Defendant appeals from a judgment convicting him, following a nonjury trial, of four counts of intentional murder in the second degree (Penal Law § 125.25[1] ) and one count each of felony murder in the second degree (§ 125.25[3] ) and robbery in the first degree (§ 160.15[2] ).   Defendant failed to preserve for our review his contention that the evidence is legally insufficient to support the conviction (see People v. Gray, 86 N.Y.2d 10, 19, 629 N.Y.S.2d 173, 652 N.E.2d 919) and, in any event, that contention lacks merit.   Viewing the evidence in the light most favorable to the People (see People v. Contes, 60 N.Y.2d 620, 621, 467 N.Y.S.2d 349, 454 N.E.2d 932), we conclude that “there is a ‘valid line of reasoning and permissible inferences [that] could lead a rational person to the conclusion reached by the fact finder’ ” (People v. DeNormand, 1 A.D.3d 1047, 1048, 767 N.Y.S.2d 380, lv. denied 1 N.Y.3d 626, 777 N.Y.S.2d 25, 808 N.E.2d 1284;  see generally People v. Bleakley, 69 N.Y.2d 490, 495, 515 N.Y.S.2d 761, 508 N.E.2d 672).   Defendant also failed to preserve for our review his contention that Supreme Court erred in admitting identification testimony that was based on an identification procedure not set forth in the CPL 710.30 notice (see CPL 470.05 [2];  People v. Pagan, 248 A.D.2d 325, 670 N.Y.S.2d 831, affd. 93 N.Y.2d 891, 689 N.Y.S.2d 686, 711 N.E.2d 964;  People v. Hunter, 122 A.D.2d 166, 504 N.Y.S.2d 543, lv. denied 68 N.Y.2d 770, 506 N.Y.S.2d 1054, 498 N.E.2d 156).   In any event, we conclude that any error in the admission of that testimony is harmless (see People v. Peterkin, 245 A.D.2d 1050, 1051, 667 N.Y.S.2d 559, lv. denied 91 N.Y.2d 1011, 676 N.Y.S.2d 139, 698 N.E.2d 968;  People v. Winslow, 213 A.D.2d 435, 624 N.Y.S.2d 881, lv. denied 85 N.Y.2d 982, 629 N.Y.S.2d 742, 653 N.E.2d 638;  see generally People v. Crimmins, 36 N.Y.2d 230, 241-242, 367 N.Y.S.2d 213, 326 N.E.2d 787).
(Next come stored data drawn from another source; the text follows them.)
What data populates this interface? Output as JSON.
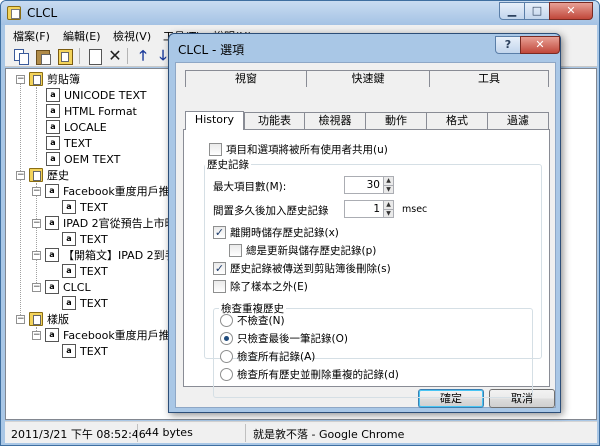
{
  "main": {
    "title": "CLCL",
    "menu": [
      "檔案(F)",
      "編輯(E)",
      "檢視(V)",
      "工具(T)",
      "說明(H)"
    ],
    "window_buttons": {
      "minimize": "▁",
      "maximize": "□",
      "close": "✕"
    },
    "toolbar": {
      "delete": "✕",
      "up": "🡑",
      "down": "🡓"
    }
  },
  "tree": {
    "clipboard": "剪貼簿",
    "fmt_unicode": "UNICODE TEXT",
    "fmt_html": "HTML Format",
    "fmt_locale": "LOCALE",
    "fmt_text": "TEXT",
    "fmt_oem": "OEM TEXT",
    "history": "歷史",
    "h1": "Facebook重度用戶推翻",
    "h1_text": "TEXT",
    "h2": "IPAD 2官從預告上市時",
    "h2_text": "TEXT",
    "h3": "【開箱文】IPAD 2到手",
    "h3_text": "TEXT",
    "h4": "CLCL",
    "h4_text": "TEXT",
    "template": "樣版",
    "t1": "Facebook重度用戶推翻",
    "t1_text": "TEXT",
    "doc_glyph": "a",
    "expanded": "−"
  },
  "status": {
    "datetime": "2011/3/21 下午 08:52:46",
    "size": "44 bytes",
    "window": "就是敦不落 - Google Chrome"
  },
  "dialog": {
    "title": "CLCL - 選項",
    "help": "?",
    "close": "✕",
    "tabs_back": [
      "視窗",
      "快速鍵",
      "工具"
    ],
    "tabs_front": [
      "History",
      "功能表",
      "檢視器",
      "動作",
      "格式",
      "過濾"
    ],
    "shared_checkbox": "項目和選項將被所有使用者共用(u)",
    "history_group": "歷史記錄",
    "max_items_label": "最大項目數(M):",
    "max_items_value": "30",
    "delay_label": "間置多久後加入歷史記錄",
    "delay_value": "1",
    "delay_unit": "msec",
    "cb_save_on_exit": "離開時儲存歷史記錄(x)",
    "cb_always_save": "總是更新與儲存歷史記錄(p)",
    "cb_delete_after_send": "歷史記錄被傳送到剪貼簿後刪除(s)",
    "cb_except_template": "除了樣本之外(E)",
    "dup_group": "檢查重複歷史",
    "radio_none": "不檢查(N)",
    "radio_last": "只檢查最後一筆記錄(O)",
    "radio_all": "檢查所有記錄(A)",
    "radio_all_delete": "檢查所有歷史並刪除重複的記錄(d)",
    "ok": "確定",
    "cancel": "取消",
    "check_mark": "✓"
  },
  "colors": {
    "title_bar": "#a9c7e6",
    "close_button": "#c0473a",
    "dialog_face": "#f0f0f0"
  }
}
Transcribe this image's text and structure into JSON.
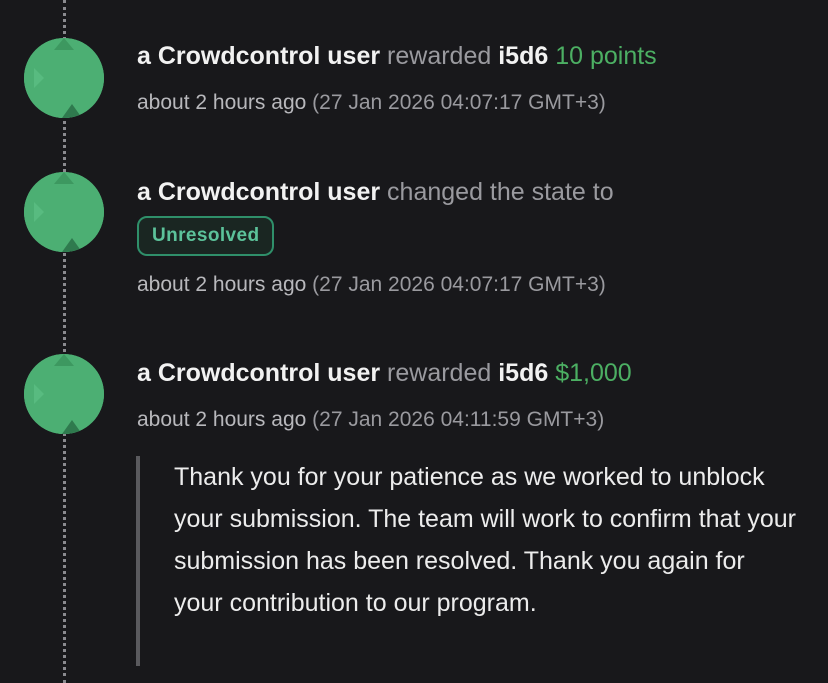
{
  "events": [
    {
      "actor": "a Crowdcontrol user",
      "action": "rewarded",
      "target": "i5d6",
      "amount": "10 points",
      "time_relative": "about 2 hours ago",
      "time_absolute": "(27 Jan 2026 04:07:17 GMT+3)"
    },
    {
      "actor": "a Crowdcontrol user",
      "action": "changed the state to",
      "state": "Unresolved",
      "time_relative": "about 2 hours ago",
      "time_absolute": "(27 Jan 2026 04:07:17 GMT+3)"
    },
    {
      "actor": "a Crowdcontrol user",
      "action": "rewarded",
      "target": "i5d6",
      "amount": "$1,000",
      "time_relative": "about 2 hours ago",
      "time_absolute": "(27 Jan 2026 04:11:59 GMT+3)",
      "comment": "Thank you for your patience as we worked to unblock your submission. The team will work to confirm that your submission has been resolved. Thank you again for your contribution to our program."
    }
  ],
  "colors": {
    "background": "#18181b",
    "avatar": "#4caf73",
    "amount": "#4caf63",
    "badge": "#5cc29a"
  },
  "icons": [
    "avatar-geometric-icon"
  ]
}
We conclude that the court properly denied defendant's motion for severance.   The offenses were joinable under CPL 200.20(2)(b), and thus the court lacked statutory authority to grant defendant's motion (see People v. Cornell, 17 A.D.3d 1010, 1011, 794 N.Y.S.2d 226, lv. denied 5 N.Y.3d 805, 803 N.Y.S.2d 34, 836 N.E.2d 1157;  see also People v. Bongarzone, 69 N.Y.2d 892, 895, 515 N.Y.S.2d 227, 507 N.E.2d 1083;  People v. Fontanez, 278 A.D.2d 933, 934-935, 718 N.Y.S.2d 541, lv. denied 96 N.Y.2d 862, 730 N.Y.S.2d 36, 754 N.E.2d 1119).   Contrary to defendant's contention, “the[ ] offenses were inextricably interwoven” (People v. Vick, 19 A.D.3d 321, 321, 798 N.Y.S.2d 411), and the evidence of each offense helps establish the identity of the perpetrator of the other offenses (see People v. Mullins, 247 A.D.2d 885, 886, 668 N.Y.S.2d 799, lv. denied 92 N.Y.2d 928, 680 N.Y.S.2d 469, 703 N.E.2d 281;  see also People v. Richardson, 235 A.D.2d 502, 503, 653 N.Y.S.2d 602, lv. denied 89 N.Y.2d 1014, 658 N.Y.S.2d 253, 680 N.E.2d 627).

We reject defendant's further contention that the court erred in admitting the hearsay statements of one of the victims that he was going to meet defendant (see People v. James, 93 N.Y.2d 620, 634-635, 695 N.Y.S.2d 715, 717 N.E.2d 1052;  People v. D'Arton, 289 A.D.2d 711, 712-713, 734 N.Y.S.2d 309, lv. denied 97 N.Y.2d 728, 740 N.Y.S.2d 701, 767 N.E.2d 158).   Finally, contrary to the contentions of defendant, he received meaningful representation (see generally People v. Baldi, 54 N.Y.2d 137, 147, 444 N.Y.S.2d 893, 429 N.E.2d 400), and the sentence is not unduly harsh or severe.

It is hereby ORDERED that the judgment so appealed from be and the same hereby is unanimously affirmed.